Las semejanzas entre Greta Sánchez y Pedro Thunberg son tan evidentes que no merecen mucho comentario. Ambos son líderes de innegable proyección internacional y gusto viajero. Se saben depositarios de un dogma conservacionista al que debe supeditarse cualquier otra consideración, si bien una trata de conservar la vida en el planeta y el otro la vida en un palacio. Cabalgan a diario contradicciones entre sus dichos y sus hechos, porque ni siquiera se puede respirar sin verter CO2 a la atmósfera y porque tampoco se puede gobernar la España constitucional con los enemigos de la Constitución española.
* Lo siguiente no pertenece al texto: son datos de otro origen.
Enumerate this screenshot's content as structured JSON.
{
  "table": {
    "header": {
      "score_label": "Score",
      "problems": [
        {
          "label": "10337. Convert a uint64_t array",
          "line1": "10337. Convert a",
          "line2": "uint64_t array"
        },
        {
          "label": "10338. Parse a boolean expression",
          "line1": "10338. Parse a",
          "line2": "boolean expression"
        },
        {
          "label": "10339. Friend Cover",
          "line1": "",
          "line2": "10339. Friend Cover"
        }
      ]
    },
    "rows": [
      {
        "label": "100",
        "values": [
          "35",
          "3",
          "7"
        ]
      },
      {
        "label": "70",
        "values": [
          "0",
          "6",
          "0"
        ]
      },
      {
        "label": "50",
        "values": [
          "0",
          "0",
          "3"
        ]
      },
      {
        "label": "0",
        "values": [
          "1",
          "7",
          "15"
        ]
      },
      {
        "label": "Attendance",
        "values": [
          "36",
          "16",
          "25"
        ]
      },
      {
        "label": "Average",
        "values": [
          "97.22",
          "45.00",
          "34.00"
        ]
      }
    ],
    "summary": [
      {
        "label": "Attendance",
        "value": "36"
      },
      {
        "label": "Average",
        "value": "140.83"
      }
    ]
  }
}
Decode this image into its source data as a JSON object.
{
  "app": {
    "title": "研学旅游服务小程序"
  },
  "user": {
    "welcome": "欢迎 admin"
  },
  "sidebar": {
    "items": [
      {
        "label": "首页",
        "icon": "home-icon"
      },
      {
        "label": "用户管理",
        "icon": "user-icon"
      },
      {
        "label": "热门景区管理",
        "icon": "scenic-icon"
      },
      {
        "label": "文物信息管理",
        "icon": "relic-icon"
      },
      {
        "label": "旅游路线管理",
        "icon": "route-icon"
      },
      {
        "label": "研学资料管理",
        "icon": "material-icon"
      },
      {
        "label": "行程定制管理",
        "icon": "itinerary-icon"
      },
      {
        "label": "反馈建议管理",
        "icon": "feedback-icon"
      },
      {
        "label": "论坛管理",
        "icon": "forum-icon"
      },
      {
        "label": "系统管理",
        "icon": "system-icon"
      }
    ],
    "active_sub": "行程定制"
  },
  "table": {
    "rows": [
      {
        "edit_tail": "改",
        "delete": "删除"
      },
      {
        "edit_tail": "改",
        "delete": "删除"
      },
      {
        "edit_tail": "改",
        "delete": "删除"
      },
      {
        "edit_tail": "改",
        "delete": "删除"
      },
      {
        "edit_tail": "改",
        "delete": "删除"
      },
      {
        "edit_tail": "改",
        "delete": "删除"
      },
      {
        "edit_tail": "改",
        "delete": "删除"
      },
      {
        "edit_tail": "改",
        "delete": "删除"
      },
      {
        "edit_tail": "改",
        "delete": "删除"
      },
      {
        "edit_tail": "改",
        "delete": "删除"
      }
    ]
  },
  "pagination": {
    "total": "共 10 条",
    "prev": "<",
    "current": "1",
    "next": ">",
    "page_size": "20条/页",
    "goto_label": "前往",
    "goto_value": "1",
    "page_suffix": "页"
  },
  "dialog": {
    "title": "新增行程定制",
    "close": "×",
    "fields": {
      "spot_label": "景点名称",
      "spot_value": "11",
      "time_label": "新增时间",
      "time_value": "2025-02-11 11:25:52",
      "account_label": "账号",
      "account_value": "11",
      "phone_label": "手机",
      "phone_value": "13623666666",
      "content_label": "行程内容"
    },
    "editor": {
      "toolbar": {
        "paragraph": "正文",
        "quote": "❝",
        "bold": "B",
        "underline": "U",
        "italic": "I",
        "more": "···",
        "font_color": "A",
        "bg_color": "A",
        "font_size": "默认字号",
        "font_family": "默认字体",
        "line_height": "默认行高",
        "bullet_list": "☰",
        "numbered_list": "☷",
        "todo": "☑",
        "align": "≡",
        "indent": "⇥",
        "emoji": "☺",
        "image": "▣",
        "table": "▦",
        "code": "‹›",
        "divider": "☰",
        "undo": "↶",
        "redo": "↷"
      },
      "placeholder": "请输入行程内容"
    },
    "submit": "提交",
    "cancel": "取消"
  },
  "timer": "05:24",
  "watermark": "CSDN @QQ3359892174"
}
A los dos les gusta colocar propaganda los viernes, aunque a una se la hacen activistas de secundaria y al otro Isabel Celaá, que adolecerá de muchas cosas pero no se puede afirmar ya que sea una adolescente. Ambos se presentan como víctimas progresistas de la maldad reaccionaria encarnada por todos los demás: las gretas lloran de rabia porque un mundo sin alma les secuestra la niñez y amenaza con carbonizar su futuro; las pedrettes gimotean porque el Parlamento les negó cuatro veces la investidura -«Nos han robado las elecciones», lastraba Lastra– y amenaza con arrebatarles también la quinta. Ambos gozan de reverente foco en medios y cosechan mofa desatada en redes. Comparten esa mirada de extraviada determinación que suple sus dificultades comunicativas, mecanismo de compensación que traduce la manía persecutoria en redoblada huida hacia delante. Por último, el madrileño también parece sueco cuando se le pregunta por sus propias promesas.




Que la investidura de Sánchez se pacte en Lledoners no puede escandalizar a nadie, porque lo propio de las bandas es hacer negocios en el trullo. El Joker de Moncloa está a punto de concretar el chiste más macabro en la broma infinita de su vida pública. «¡Pero salvó al PSOE del acecho de Podemos!», cacarean las pedrettes, incapaces por amor de entender que el precio que ha pagado su gallo por mandar en la izquierda es la titularidad del corral. El PSOE acabó de morir un martes de noviembre de 2019, cuando su secretario general abrazó al epígono leninista de Anguita para abrirle la puerta del Consejo de Ministros. Ahora un condenado a 13 años por sedición otorgará a Sánchez la gracia de unos meses más de insomnio en su colchón, pero el protagonismo pasará al vicepresidente Iglesias, que devorará diariamente en las teles a su presa. Será una legislatura furiosa y estéril que solo culminará un proyecto, activado el día que Sánchez reconquistó Ferraz: la destrucción de la socialdemocracia española. Su legado.